Monday, February 13, 2017
Evil and Greedy
Mentioned as well, as it often is, was the fact that people can no longer get out of school and go to work for a company for forty years at the same location and then retire. Of course this isn’t universally true, but widely. It occurred to me that people say they would like that, but they really wouldn’t. They don’t want to live in the same tiny house that they could barely afford the down payment to buy for forty years. The one with no off street parking and no basement. They don’t want to go to work and have to wait for the people that were already there to die or retire so that they can get a promotion, more responsibility, more authority, and more pay. We don’t want to wait any more. We want it NOW. It’s why we have credit cards and mountains of consumer debt.

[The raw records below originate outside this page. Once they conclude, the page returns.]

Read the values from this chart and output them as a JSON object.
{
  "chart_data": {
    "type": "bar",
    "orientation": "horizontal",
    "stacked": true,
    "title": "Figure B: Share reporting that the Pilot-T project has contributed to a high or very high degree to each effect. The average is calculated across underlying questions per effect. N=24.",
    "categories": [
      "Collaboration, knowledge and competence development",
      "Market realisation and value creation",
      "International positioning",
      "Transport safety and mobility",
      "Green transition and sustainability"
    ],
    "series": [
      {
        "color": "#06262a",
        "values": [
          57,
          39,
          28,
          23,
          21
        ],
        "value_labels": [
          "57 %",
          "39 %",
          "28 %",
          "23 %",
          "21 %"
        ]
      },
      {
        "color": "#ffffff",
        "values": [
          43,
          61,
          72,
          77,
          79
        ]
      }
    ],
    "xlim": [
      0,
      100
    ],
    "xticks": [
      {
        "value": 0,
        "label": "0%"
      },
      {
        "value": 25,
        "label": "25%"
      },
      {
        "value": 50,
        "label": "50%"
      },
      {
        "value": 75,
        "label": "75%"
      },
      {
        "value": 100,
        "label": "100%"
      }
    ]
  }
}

Also mentioned, tangentially, in our discussion was the “global” economy and of course that’s had some effect. The American steel and auto industries were overtaken and sometimes absorbed by foreign competition, but why was that. Was it only the Snidely Whiplash of the American middle class worker “Cheap Labor”? Or did high corporate taxes, union work rules, and environmental and corporate regulation have roles to play as well? Of course you need to be a Wall Street banker or a well-connected Congressman to know the ins and outs of the whole story but allow me to think that poor old Snidely carries the burden for a LOT of unseen and unsuspected economic villains.
But the discussion got me to thinking about how unfair it is to tar CEOs with the “Evil, Greedy” moniker. Take a mass layoff as an example. Say company XYZ Inc. is to lay off some of its twenty thousand employees, and two thousand people will lose their jobs… on Christmas Eve….. in the worst snow storm in recorded history. It would be ordered by the CEO. Now why would he or she do a thing like that? Well, it was because they looked at the profit and loss sheets and understood what they said. Market share had dropped, productivity was down, raw material costs were up, energy, physical plant, regulations, taxes, the new union collective bargaining agreement or a combination of all of those things plus they didn’t get any sex last night on their birthday and they’re understandably cranky. And so they lay off two thousand people.

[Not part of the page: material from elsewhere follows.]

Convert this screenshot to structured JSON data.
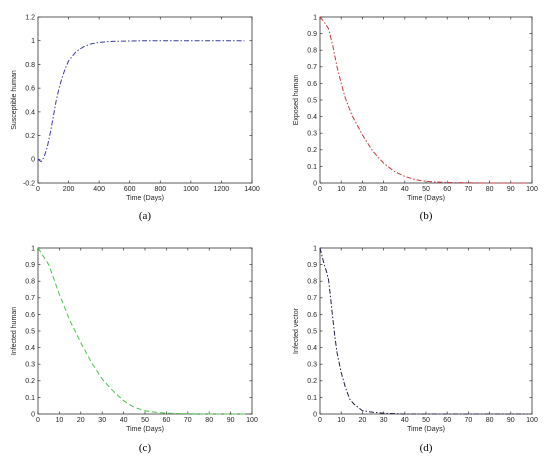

This is a tragic thing. I’ve had two different startups fall out, and the rug yanked out from under me a couple of times and it’s no fun. It can, quite literally, turn your life upside down. But what was the alternative? What was the other choice the CEO could have made that would have been better? The company’s numbers aren’t secret. Everybody knows when a company starts to lose market share and they need to make a correction. If they fail to make that correction then the stock price will start to drop. People will start to look for other places to invest their savings or 401k contributions. This means less capital for new machines and raises. This means lower production and a further erosion of the stock price. There’s no stopping the spiral. It’s like the inevitable collapse of a breached damn or levee. One thing will lead to another until the CEO is replaced by the “Evil Greedy” board of directors that hired them. And of course they were elected by the major stock holders. So the “Evil Greedy” chain stretches all the way back to middle class man on the street who happens to own some XYZ Inc. stock. And finally if someone doesn’t become sufficiently ruthless to fire those two thousand workers, eventually, the enterprise will be driven out of business and all twenty thousand people who work for XYZ Inc. will be laid off and the facilities will close their doors.
How much more compassionate is that than laying off the original two thousand?
But that’s just what an average guy thinks.